Published file transfer benchmarks for one IP acceleration appliance indicate
that FTP over IP acceleration achieves 69 Mbps in a cross-country transfer (90
ms latency, loss numbers not published). fasp achieves 200-300 Mbps end-to-end
file transfer rates over gigabit ethernet on average commodity PCs independent
of latency and loss.
Fairness to standard TCP traffic plus full bandwidth utilization.
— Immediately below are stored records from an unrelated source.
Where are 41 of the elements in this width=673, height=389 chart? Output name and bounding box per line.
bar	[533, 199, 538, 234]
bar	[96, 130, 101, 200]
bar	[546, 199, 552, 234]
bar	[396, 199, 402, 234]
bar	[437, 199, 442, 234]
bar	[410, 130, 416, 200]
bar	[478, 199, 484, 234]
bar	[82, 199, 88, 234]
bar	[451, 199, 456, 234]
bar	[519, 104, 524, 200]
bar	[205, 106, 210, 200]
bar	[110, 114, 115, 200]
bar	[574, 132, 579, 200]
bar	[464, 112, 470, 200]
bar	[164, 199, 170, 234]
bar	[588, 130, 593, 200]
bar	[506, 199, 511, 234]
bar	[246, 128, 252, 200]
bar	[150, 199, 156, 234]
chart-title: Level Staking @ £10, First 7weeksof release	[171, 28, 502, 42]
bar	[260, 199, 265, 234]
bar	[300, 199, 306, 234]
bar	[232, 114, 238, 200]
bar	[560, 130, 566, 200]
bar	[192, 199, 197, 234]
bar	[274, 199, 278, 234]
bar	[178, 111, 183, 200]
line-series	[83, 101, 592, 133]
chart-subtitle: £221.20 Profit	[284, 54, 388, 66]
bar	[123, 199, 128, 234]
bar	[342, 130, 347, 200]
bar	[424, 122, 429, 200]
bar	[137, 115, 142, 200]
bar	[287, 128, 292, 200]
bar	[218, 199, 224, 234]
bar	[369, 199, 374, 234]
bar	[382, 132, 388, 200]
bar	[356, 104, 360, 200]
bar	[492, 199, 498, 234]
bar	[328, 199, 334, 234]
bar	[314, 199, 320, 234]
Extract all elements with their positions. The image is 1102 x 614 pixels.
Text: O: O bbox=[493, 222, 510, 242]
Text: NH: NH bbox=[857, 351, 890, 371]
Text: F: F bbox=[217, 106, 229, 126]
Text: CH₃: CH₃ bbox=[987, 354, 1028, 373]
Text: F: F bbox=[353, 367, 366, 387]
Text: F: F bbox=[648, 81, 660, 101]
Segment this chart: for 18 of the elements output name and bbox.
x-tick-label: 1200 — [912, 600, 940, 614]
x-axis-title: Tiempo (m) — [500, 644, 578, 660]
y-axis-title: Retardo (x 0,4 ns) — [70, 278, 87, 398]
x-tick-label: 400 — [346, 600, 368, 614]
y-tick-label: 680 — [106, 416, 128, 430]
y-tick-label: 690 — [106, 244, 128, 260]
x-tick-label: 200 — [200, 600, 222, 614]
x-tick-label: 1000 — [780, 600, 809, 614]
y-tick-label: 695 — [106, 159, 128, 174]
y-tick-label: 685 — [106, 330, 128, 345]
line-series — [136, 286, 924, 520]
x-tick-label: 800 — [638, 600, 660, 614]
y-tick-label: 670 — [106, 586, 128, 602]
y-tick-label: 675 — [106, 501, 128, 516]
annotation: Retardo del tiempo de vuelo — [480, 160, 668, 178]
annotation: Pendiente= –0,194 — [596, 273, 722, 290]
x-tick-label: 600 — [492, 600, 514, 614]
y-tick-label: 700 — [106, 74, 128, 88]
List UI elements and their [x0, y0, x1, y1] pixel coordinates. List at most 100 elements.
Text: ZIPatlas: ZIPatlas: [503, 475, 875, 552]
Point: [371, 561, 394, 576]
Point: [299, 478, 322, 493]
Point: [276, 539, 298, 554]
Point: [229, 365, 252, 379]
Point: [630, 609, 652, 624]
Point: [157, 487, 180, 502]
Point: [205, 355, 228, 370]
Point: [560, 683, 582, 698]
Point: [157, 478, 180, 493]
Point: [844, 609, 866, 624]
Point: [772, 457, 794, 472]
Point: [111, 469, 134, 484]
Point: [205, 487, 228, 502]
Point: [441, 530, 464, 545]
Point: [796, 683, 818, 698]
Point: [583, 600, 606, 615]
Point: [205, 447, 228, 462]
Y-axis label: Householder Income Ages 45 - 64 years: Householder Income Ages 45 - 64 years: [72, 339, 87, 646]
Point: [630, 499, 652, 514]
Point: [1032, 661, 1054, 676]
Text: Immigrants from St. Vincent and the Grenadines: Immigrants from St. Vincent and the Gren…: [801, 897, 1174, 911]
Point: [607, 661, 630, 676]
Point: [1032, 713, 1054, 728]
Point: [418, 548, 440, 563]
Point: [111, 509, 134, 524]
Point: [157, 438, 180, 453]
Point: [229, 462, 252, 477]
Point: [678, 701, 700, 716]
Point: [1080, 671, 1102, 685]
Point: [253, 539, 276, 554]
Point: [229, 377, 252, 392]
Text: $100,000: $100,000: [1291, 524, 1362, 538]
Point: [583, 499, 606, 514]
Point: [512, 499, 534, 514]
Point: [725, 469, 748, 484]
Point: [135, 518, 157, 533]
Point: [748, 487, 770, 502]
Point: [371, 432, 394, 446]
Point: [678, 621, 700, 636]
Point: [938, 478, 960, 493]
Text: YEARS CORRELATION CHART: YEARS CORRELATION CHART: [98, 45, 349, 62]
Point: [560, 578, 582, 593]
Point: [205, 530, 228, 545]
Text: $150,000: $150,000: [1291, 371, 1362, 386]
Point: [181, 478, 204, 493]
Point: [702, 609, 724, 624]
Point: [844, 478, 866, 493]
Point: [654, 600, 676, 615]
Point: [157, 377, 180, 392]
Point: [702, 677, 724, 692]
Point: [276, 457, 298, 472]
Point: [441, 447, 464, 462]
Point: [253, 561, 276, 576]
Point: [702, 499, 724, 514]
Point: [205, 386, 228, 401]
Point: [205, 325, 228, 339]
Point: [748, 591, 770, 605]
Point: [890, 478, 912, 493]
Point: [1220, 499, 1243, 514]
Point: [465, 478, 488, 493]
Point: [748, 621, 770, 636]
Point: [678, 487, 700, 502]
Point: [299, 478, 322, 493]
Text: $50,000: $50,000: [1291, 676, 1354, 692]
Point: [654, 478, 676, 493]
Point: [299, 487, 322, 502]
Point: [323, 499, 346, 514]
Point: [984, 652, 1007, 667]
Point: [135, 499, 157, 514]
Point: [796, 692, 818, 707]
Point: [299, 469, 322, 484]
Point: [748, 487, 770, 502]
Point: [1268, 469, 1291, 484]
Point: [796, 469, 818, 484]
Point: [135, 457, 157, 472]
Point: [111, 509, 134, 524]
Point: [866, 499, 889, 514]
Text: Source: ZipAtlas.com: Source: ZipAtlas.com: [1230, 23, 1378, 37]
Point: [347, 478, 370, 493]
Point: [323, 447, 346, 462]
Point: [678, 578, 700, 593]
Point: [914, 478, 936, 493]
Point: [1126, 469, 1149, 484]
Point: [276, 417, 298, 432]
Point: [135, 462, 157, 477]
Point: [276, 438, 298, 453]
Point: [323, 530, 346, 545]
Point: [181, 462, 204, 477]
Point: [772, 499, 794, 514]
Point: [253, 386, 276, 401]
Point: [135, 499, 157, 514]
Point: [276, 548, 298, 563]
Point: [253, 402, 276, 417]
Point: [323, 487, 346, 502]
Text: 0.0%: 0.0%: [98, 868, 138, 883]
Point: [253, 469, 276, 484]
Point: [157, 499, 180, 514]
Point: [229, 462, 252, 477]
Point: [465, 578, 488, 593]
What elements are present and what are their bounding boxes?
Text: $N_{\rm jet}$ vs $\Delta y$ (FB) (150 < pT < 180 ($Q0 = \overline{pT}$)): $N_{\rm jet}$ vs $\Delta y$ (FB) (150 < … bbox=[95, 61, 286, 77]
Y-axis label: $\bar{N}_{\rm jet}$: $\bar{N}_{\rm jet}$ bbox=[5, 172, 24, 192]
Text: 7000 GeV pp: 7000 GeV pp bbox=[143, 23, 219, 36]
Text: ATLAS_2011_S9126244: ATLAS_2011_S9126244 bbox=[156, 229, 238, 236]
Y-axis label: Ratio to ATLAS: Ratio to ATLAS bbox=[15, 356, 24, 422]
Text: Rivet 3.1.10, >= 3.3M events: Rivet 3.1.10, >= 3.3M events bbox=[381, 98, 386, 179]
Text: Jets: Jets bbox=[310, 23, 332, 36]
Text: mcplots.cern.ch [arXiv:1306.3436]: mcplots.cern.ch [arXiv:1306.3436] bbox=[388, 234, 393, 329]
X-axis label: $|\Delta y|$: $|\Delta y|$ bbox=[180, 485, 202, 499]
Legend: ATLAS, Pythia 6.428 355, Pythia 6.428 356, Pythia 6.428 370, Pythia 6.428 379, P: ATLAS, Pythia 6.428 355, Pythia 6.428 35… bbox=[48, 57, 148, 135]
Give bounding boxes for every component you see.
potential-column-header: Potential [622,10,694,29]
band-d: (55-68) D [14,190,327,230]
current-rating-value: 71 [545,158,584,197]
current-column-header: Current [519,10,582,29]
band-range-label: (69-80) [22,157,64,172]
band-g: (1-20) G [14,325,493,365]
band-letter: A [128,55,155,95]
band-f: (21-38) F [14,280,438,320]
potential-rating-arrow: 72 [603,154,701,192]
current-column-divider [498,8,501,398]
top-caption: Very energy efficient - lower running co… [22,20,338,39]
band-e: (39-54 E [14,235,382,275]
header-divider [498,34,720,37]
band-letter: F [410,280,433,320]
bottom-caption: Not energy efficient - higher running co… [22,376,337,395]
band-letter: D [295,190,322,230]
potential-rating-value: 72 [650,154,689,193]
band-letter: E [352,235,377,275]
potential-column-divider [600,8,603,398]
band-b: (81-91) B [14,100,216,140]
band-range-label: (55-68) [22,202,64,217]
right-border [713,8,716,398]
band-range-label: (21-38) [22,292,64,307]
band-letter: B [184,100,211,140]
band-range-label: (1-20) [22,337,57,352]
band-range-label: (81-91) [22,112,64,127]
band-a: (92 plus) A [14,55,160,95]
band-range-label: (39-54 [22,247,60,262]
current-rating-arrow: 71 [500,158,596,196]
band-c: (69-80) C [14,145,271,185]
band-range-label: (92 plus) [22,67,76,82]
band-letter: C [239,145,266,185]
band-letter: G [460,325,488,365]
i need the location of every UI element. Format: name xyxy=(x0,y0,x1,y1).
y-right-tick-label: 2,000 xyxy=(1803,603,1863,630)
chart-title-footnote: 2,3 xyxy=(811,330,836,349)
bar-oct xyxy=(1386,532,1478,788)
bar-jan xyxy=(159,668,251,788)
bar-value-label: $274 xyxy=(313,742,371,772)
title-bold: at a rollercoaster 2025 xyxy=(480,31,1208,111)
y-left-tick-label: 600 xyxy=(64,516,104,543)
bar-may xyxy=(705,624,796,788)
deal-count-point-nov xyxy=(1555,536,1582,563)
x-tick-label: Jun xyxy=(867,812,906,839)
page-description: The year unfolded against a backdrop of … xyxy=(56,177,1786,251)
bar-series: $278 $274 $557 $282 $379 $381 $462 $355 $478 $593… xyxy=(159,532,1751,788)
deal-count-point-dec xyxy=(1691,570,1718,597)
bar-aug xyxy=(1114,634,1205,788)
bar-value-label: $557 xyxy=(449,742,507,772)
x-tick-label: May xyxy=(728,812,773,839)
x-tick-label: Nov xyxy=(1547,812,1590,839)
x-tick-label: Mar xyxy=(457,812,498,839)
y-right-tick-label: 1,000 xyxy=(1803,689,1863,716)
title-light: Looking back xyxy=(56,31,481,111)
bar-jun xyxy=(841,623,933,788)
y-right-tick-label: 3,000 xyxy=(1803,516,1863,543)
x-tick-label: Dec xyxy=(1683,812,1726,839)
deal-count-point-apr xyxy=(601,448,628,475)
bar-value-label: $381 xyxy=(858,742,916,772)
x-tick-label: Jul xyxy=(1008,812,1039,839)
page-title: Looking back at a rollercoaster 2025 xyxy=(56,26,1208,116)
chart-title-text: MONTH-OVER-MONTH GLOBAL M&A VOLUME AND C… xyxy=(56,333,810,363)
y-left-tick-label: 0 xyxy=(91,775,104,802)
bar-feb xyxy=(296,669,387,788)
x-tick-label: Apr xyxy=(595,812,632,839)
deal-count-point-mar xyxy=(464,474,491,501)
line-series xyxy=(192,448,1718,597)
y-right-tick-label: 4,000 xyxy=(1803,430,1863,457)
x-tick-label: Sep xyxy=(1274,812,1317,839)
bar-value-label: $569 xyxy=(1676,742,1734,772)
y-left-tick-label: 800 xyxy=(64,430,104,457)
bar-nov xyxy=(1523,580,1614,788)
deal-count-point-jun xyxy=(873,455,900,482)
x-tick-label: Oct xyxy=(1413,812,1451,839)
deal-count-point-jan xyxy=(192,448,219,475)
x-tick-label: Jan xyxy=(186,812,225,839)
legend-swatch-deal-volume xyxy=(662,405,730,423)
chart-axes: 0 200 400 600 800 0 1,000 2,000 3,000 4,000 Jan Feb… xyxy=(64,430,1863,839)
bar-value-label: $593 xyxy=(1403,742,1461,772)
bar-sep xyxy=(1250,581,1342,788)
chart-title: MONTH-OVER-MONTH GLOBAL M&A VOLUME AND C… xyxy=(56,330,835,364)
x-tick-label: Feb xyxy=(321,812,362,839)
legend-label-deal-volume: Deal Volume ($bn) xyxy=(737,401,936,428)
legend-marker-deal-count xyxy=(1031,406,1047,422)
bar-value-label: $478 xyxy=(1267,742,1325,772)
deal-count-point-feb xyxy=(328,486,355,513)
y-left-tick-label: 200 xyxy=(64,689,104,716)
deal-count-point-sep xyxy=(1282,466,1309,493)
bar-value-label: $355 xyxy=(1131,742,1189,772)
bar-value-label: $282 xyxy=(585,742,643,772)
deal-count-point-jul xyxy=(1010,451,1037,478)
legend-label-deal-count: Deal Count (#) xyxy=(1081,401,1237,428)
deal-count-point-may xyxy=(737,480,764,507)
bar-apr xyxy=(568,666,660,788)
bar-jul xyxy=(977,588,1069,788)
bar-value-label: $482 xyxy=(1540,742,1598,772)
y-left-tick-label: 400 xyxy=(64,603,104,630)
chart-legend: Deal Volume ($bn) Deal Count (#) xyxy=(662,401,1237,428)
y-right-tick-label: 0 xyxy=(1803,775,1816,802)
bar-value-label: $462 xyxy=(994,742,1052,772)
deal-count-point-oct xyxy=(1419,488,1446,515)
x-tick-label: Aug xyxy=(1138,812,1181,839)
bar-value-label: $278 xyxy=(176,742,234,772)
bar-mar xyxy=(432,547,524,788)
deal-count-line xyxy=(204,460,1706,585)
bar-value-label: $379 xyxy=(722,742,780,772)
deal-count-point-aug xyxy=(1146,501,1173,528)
The window-based flow control of accelerated TCP approaches must rely on feedback from
the network to determine the optimal transfer rate. The flow-control algorithm increases
rate until the network is actually oversaturated, and packets are dropped by the
intervening routers. This may unfairly squeeze other traffic and destabilize the
network. In contrast, fasp identifies network congestion, and chooses its optimal
rate under the congestion threshold, using an equation-based algorithm. fasp fully
utilizes available bandwidth and is precisely fair to standard TCP under congestion.
Minimum overhead.
A 100% efficient file transport protocol sends
an amount of data equal to the original file size plus precisely the amount of data
lost in transit over the network, and no more. All real protocols are imperfect and
send some “overhead” — redundant data that has already been
received. The most efficient FEC implementations have 3-5% overhead, depending
on the reliability requirements of the application. fasp has extremely low overhead,
usually 0.1-1%.
Built-in transfer reporting for monitoring and billing.
fasp has
complete reporting of end-to-end file transfer performance. fasp reports the forward
packet loss, protocol overhead, network latency, and cumulative transfer statistics
including bytes transferred to disk, transfer rate, and transfer time on both sending
and receiving endpoints. Generic TCP/IP acceleration applies only to the network
portion of file transfer, and does not have visibility into disk-to-disk file transfer
statistics needed for application monitoring and billing.
Built-in data security.
fasp has built-in security. Data is
encrypted on-the-fly, using standard block ciphers, and each received block is
verified for integrity using standard one-way hash functions. Other approaches usually
rely on external security systems to encrypt and verify the data.
Software only.
fasp is
implemented as an application-level protocol in software. The software installs as an application on the file
transfer endpoints, downloadable from Aspera, and requires no hardware appliances, new network drivers, or protocol stacks. A major break from network "acceleration" strategies, the approach is much simpler, much less expensive, and better performing. The fasp transfer applications provide 100% interoperable
transfers between all major operating systems with a single transport stream, and the security model supports trusted collaboration between
partners within an enterprise and between organizations, across corporate firewalls. The SDK is a rich, open interface that can be embedded in virtually any transfer workflow.